🤖 AI Summary
This study addresses the challenge of numerical instability in scientific software caused by floating-point precision errors, particularly in safety-critical contexts where traditional methods struggle with complex expressions. It presents the first systematic evaluation of large language models (LLMs) for improving numerical stability by detecting and rewriting unstable arithmetic expressions. The experiments encompass 2,470 expressions featuring nested conditionals, high-precision literals, and multi-variable arithmetic, evaluated across six prominent LLMs. Results demonstrate that LLMs outperform baseline methods in 65.4% of cases and successfully stabilize 97.9% of the 431 instances where baselines completely fail. Nevertheless, limitations persist in handling control flow constructs and high-precision literals, highlighting areas for future improvement.
📝 Abstract
Scientific software relies on high-precision computation, yet finite floating-point representations can introduce precision errors that propagate in safety-critical domains. Despite the growing use of large language models (LLMs) in scientific applications, their reliability in handling floating-point numerical stability has not been systematically evaluated. This paper evaluates LLMs' reasoning on high-precision numerical computation through two numerical stabilization tasks: (1) detecting instability in numerical expressions by generating error-inducing inputs (detection), and (2) rewriting expressions to improve numerical stability (stabilization). Using popular numerical benchmarks, we assess six LLMs on nearly 2,470 numerical structures, including nested conditionals, high-precision literals, and multi-variable arithmetic.
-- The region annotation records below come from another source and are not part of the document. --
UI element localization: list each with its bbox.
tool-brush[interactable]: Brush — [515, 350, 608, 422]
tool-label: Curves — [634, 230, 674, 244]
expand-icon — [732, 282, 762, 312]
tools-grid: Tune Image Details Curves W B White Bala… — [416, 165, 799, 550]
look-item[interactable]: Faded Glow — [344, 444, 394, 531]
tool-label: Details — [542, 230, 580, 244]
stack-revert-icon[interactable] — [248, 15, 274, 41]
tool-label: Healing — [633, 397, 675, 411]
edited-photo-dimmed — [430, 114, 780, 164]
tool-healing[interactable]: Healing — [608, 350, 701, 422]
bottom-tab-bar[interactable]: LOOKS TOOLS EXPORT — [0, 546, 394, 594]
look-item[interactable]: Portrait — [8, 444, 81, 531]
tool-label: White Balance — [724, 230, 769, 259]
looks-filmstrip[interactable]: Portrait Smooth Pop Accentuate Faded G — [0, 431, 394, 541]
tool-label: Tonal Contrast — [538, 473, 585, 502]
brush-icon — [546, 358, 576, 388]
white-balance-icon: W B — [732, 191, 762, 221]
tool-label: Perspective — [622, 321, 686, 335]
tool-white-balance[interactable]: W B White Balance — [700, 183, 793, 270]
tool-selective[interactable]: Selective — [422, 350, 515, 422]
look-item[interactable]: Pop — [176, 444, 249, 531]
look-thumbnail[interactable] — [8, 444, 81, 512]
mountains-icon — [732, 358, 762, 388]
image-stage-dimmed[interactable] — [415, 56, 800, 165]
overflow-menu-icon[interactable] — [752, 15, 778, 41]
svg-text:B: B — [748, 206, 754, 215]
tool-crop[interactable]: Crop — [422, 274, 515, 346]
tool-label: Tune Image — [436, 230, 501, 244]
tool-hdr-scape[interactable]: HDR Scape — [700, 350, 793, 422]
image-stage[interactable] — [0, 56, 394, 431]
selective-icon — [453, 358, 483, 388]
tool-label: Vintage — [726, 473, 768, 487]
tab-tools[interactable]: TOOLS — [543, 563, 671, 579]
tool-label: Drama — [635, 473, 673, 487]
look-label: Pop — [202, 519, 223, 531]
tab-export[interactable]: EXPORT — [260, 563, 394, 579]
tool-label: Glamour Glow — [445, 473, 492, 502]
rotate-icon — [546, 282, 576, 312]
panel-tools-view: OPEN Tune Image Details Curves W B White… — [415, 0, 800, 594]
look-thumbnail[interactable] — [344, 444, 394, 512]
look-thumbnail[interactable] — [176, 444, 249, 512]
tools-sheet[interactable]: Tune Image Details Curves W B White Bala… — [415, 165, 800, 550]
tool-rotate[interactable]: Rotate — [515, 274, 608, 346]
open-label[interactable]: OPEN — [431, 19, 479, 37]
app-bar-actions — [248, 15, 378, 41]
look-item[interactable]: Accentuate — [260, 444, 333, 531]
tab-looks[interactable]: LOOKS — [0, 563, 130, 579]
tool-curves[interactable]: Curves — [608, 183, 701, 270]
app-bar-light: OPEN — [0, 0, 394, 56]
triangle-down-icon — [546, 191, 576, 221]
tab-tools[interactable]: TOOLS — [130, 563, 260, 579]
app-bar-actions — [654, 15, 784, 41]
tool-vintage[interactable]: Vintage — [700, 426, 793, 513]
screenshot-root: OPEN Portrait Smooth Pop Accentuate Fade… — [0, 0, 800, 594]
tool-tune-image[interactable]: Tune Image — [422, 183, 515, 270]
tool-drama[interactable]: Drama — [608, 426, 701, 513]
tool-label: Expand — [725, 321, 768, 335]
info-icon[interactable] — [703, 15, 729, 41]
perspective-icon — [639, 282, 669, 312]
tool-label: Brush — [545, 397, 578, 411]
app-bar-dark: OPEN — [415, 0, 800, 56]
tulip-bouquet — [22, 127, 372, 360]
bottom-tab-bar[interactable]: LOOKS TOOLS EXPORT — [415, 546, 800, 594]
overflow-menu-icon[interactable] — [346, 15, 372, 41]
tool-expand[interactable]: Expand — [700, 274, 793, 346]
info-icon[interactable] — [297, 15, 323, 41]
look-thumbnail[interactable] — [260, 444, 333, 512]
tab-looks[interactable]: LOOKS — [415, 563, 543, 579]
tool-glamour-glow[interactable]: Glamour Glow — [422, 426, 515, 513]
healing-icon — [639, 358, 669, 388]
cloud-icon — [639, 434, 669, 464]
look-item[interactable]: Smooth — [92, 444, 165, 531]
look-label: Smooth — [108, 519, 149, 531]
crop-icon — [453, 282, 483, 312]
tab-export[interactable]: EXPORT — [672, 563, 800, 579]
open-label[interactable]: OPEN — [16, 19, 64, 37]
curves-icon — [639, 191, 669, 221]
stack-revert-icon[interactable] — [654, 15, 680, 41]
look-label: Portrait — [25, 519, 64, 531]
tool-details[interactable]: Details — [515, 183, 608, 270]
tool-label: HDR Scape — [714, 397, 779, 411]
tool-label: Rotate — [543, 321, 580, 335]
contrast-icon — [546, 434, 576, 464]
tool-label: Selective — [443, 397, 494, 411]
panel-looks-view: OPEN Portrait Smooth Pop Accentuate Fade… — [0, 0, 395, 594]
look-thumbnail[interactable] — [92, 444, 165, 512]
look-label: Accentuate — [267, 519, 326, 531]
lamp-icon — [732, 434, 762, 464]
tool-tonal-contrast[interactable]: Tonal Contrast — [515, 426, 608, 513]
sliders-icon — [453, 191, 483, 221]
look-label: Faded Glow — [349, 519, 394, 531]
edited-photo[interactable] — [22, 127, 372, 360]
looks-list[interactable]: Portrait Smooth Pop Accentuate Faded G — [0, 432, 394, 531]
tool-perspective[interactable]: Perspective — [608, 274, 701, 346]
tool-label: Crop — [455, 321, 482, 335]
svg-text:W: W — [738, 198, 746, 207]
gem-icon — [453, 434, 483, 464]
Our results show that LLMs are equally effective as state-of-the-art traditional approaches in detecting and stabilizing numerically unstable computations. More notably, LLMs outperform baseline methods precisely where the latter fail: in 17.4% (431) of expressions where the baseline does not improve accuracy, LLMs successfully stabilize 422 (97.9%) of them, and achieve greater stability than the baseline across 65.4% (1,615) of all expressions. However, LLMs struggle with control flow and high-precision literals, consistently removing such structures rather than reasoning about their numerical implications, whereas they perform substantially better on purely symbolic expressions. Together, these findings suggest that LLMs are effective at stabilizing expressions that classical techniques cannot, yet struggle when exact numerical magnitudes and control flow semantics must be precisely reasoned about, as such concrete patterns are rarely encountered during training.